Le Conseil Départemental peut également financer une partie des travaux d’aménagement, notamment lorsque l’ouverture de la MAM répond à un besoin identifié de places d’accueil sur le territoire. Certains départements ont mis en place des appels à projets spécifiques avec des enveloppes dédiées. Se rapprocher du service Petite Enfance du département dès la phase de montage du projet permet d’identifier ces financements avant le dépôt du dossier.
Les collectivités locales — communes et intercommunalités — soutiennent parfois directement les porteurs de projet MAM, en mettant à disposition des locaux communaux à loyer préférentiel ou en accordant des subventions d’équipement. Cette aide est particulièrement répandue dans les zones rurales où les modes d’accueil collectifs font défaut.
Pour les assistantes maternelles dont les revenus le permettent, des prêts bancaires classiques peuvent compléter le plan de financement. En 2026, les taux pratiqués pour ce type de prêt professionnel seraient de l’ordre de 1,5 % à 2,5 %, selon les établissements et les profils emprunteurs — une donnée à vérifier directement auprès de sa banque ou d’un courtier, les conditions du marché évoluant rapidement.
Réglementation et normes à respecter pour exercer en MAM
La réglementation des MAM repose sur plusieurs textes législatifs et réglementaires, dont le Code de l’action sociale et des familles et les décrets d’application de la loi du 9 juin 2010. Ces textes définissent précisément le nombre maximum d’enfants accueillis simultanément, les conditions d’agrément des professionnelles et les obligations de déclaration.
Chaque assistante maternelle au sein d’une MAM conserve son agrément individuel et reste juridiquement employée par les parents des enfants qu’elle accueille. Ce point distingue fondamentalement la MAM d’une crèche ou d’un micro-crèche : il n’existe pas de structure juridique commune employant les professionnelles. Cette particularité simplifie la création, mais exige une gestion rigoureuse des contrats individuels avec chaque famille.
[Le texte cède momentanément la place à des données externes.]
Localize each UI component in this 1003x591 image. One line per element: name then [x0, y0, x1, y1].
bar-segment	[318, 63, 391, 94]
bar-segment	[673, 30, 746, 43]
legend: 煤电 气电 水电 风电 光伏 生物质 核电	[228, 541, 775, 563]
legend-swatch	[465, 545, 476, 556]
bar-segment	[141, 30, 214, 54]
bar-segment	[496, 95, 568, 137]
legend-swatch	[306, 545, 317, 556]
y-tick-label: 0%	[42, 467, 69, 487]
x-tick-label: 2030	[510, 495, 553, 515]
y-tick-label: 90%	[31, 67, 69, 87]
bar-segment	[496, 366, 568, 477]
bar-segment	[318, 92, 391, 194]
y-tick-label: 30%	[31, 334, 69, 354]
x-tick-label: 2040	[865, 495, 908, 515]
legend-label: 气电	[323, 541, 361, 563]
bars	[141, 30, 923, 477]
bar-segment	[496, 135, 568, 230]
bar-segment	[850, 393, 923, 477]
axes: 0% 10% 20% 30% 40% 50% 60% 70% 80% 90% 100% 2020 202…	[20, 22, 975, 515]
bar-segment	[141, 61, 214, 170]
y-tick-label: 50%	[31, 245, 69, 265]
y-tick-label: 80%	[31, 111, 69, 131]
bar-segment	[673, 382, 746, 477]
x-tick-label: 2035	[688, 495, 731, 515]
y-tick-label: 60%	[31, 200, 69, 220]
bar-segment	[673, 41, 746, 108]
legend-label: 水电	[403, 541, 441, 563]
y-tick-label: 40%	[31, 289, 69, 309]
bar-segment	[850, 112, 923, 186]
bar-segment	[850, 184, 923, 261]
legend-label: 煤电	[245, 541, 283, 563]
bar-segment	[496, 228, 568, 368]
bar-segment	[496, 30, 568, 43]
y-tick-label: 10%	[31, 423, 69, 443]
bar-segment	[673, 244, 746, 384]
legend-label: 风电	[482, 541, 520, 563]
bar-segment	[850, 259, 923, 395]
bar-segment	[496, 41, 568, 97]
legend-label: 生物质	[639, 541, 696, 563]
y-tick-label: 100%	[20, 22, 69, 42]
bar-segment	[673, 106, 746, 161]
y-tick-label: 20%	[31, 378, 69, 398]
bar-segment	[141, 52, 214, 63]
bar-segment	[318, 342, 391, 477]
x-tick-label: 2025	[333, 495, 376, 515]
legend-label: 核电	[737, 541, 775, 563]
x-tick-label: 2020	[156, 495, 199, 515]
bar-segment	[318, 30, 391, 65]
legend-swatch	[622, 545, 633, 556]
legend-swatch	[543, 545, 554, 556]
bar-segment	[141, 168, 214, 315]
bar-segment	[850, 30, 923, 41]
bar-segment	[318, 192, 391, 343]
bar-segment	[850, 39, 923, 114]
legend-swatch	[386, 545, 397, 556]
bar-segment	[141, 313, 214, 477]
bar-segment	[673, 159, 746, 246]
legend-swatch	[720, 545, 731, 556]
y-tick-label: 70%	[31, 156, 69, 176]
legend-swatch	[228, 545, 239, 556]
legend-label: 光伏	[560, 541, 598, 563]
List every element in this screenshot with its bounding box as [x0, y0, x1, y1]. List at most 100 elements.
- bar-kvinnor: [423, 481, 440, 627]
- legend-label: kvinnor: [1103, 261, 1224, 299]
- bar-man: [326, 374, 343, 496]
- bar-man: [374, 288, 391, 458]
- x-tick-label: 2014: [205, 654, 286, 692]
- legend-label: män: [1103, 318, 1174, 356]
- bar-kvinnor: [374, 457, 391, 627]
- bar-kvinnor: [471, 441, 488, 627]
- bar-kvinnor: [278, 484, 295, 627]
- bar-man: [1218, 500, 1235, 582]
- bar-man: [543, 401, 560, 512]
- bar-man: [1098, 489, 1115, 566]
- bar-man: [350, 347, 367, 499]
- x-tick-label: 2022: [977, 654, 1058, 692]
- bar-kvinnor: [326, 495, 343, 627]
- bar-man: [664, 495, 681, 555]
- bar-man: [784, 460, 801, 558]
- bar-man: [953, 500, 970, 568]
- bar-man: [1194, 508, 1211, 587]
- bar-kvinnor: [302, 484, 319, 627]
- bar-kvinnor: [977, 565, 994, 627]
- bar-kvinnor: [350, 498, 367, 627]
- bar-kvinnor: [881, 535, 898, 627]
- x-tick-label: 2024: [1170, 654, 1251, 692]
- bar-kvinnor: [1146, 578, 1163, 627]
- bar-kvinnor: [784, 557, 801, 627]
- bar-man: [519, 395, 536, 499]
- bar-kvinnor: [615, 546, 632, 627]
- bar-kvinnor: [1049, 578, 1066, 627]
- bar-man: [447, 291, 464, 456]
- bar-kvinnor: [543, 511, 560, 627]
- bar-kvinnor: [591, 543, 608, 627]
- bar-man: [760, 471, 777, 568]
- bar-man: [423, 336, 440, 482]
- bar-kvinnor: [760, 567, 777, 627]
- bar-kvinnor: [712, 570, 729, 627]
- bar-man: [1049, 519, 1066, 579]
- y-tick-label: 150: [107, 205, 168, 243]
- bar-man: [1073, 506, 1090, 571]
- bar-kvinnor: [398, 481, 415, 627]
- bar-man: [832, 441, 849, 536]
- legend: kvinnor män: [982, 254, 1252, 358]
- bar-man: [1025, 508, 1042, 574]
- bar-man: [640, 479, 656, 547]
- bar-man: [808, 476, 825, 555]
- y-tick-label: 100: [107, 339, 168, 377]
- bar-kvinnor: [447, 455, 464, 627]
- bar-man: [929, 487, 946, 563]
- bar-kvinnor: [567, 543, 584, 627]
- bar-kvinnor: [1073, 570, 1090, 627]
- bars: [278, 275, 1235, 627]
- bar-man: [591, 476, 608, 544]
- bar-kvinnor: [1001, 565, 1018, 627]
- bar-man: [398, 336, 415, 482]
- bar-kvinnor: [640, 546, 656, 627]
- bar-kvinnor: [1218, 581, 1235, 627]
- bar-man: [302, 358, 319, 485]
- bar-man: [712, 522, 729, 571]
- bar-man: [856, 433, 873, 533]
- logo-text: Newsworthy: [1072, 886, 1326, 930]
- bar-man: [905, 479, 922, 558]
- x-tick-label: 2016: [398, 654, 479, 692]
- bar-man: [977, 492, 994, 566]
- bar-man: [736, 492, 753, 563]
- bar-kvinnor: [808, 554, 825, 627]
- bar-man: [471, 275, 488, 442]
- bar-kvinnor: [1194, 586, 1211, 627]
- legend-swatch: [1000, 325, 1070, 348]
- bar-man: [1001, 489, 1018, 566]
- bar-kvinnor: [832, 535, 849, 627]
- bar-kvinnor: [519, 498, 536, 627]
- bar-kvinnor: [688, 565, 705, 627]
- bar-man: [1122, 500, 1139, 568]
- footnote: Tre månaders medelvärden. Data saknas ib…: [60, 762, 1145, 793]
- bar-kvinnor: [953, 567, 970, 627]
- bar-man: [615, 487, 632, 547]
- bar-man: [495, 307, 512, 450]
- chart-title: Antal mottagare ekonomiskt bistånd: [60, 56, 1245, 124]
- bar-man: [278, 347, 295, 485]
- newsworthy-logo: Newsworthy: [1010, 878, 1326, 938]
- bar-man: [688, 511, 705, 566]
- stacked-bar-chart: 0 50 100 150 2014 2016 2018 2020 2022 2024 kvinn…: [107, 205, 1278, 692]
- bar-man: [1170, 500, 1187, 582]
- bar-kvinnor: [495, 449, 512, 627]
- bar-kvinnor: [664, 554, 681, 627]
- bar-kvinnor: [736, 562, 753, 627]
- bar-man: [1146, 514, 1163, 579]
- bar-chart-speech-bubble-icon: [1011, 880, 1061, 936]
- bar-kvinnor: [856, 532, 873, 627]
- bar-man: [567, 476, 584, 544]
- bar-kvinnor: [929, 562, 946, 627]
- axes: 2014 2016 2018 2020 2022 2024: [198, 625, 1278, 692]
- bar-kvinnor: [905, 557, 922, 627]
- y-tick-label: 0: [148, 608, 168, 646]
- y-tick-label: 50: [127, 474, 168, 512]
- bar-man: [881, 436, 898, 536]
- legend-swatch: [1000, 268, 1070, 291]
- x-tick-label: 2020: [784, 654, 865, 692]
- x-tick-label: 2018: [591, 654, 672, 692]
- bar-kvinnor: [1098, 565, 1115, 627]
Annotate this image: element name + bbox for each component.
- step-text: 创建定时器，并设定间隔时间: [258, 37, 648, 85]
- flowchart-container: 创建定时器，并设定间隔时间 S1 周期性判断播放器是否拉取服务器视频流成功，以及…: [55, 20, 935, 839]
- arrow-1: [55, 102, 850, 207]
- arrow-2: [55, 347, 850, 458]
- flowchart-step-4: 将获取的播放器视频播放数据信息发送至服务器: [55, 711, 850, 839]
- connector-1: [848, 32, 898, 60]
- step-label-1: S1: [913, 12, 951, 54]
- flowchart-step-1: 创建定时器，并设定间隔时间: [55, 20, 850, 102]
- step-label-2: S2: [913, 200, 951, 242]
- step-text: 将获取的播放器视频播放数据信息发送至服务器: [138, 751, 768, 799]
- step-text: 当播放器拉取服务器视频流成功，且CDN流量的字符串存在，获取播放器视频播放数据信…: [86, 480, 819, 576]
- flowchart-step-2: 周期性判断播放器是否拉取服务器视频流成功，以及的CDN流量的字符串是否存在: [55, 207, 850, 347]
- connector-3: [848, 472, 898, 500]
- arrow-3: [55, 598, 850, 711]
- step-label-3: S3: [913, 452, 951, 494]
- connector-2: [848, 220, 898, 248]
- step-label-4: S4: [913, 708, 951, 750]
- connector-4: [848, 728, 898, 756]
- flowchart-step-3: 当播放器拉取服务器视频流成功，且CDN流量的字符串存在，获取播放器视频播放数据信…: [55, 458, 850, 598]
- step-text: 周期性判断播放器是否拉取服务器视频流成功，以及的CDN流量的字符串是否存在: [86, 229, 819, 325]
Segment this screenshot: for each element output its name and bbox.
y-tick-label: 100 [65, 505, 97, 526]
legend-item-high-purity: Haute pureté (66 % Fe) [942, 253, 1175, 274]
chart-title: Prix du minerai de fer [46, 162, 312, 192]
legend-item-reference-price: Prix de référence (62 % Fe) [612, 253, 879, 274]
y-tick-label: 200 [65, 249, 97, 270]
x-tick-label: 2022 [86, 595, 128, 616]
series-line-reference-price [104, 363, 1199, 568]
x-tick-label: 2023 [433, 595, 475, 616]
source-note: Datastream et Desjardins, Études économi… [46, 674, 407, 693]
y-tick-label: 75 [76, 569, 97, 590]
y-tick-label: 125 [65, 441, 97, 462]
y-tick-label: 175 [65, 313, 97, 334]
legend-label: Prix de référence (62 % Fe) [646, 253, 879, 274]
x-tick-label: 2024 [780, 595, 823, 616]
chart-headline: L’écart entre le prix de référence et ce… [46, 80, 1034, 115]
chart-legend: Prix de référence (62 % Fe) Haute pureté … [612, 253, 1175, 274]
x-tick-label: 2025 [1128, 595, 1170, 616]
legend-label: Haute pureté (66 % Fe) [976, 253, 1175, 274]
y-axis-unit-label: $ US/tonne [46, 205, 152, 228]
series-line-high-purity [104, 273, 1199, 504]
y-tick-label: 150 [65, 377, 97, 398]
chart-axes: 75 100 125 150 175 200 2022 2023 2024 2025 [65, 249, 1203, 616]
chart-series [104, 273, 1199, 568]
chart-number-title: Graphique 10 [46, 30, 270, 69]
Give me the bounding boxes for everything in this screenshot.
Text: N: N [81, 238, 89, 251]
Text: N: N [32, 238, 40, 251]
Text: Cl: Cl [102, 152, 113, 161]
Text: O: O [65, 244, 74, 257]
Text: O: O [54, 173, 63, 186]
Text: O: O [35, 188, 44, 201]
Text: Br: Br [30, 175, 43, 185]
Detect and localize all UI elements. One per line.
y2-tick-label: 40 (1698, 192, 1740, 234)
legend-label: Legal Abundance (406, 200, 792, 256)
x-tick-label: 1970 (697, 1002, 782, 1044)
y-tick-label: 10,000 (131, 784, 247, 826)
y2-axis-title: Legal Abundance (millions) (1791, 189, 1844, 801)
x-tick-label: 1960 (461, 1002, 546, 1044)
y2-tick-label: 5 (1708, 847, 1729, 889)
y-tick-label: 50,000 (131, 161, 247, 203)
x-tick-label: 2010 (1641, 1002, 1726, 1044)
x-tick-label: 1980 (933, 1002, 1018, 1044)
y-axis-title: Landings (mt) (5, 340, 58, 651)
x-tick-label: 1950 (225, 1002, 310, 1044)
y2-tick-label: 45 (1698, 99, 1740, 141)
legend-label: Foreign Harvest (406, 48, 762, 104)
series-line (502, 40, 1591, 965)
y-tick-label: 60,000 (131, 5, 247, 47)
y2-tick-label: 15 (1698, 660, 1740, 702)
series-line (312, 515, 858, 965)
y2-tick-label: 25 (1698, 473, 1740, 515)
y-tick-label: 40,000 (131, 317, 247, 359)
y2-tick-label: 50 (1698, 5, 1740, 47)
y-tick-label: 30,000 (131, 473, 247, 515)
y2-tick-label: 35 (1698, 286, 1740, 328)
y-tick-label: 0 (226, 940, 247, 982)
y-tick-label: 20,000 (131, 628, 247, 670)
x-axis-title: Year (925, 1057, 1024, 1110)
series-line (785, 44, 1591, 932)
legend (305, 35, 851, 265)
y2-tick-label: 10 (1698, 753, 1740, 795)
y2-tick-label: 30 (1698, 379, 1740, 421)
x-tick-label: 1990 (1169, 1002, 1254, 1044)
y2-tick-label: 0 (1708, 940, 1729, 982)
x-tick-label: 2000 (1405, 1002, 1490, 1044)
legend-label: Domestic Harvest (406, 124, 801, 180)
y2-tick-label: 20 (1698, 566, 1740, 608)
Les locaux doivent satisfaire aux normes de sécurité incendie, aux règles d’accessibilité pour les personnes à mobilité réduite (dans les cas applicables) et aux prescriptions de la PMI en matière d’hygiène et de superficie par enfant. La visite de conformité réalisée par les services de PMI avant l’ouverture vérifie l’ensemble de ces points. Un local refusé à cette étape oblige à reprendre les travaux avant toute nouvelle inspection.
La formation continue des assistantes maternelles constitue une obligation légale. En 2026, les exigences en matière de formation aux premiers secours, à l’accueil des enfants en situation de handicap et à la prévention des risques se renforcent progressivement. Intégrer ces formations dans le budget annuel de la MAM garantit la conformité et renforce la qualité de l’accueil proposé aux familles. Se faire accompagner par un réseau d’assistantes maternelles ou une association locale reste la meilleure façon de rester informée des évolutions réglementaires et d’anticiper les contrôles.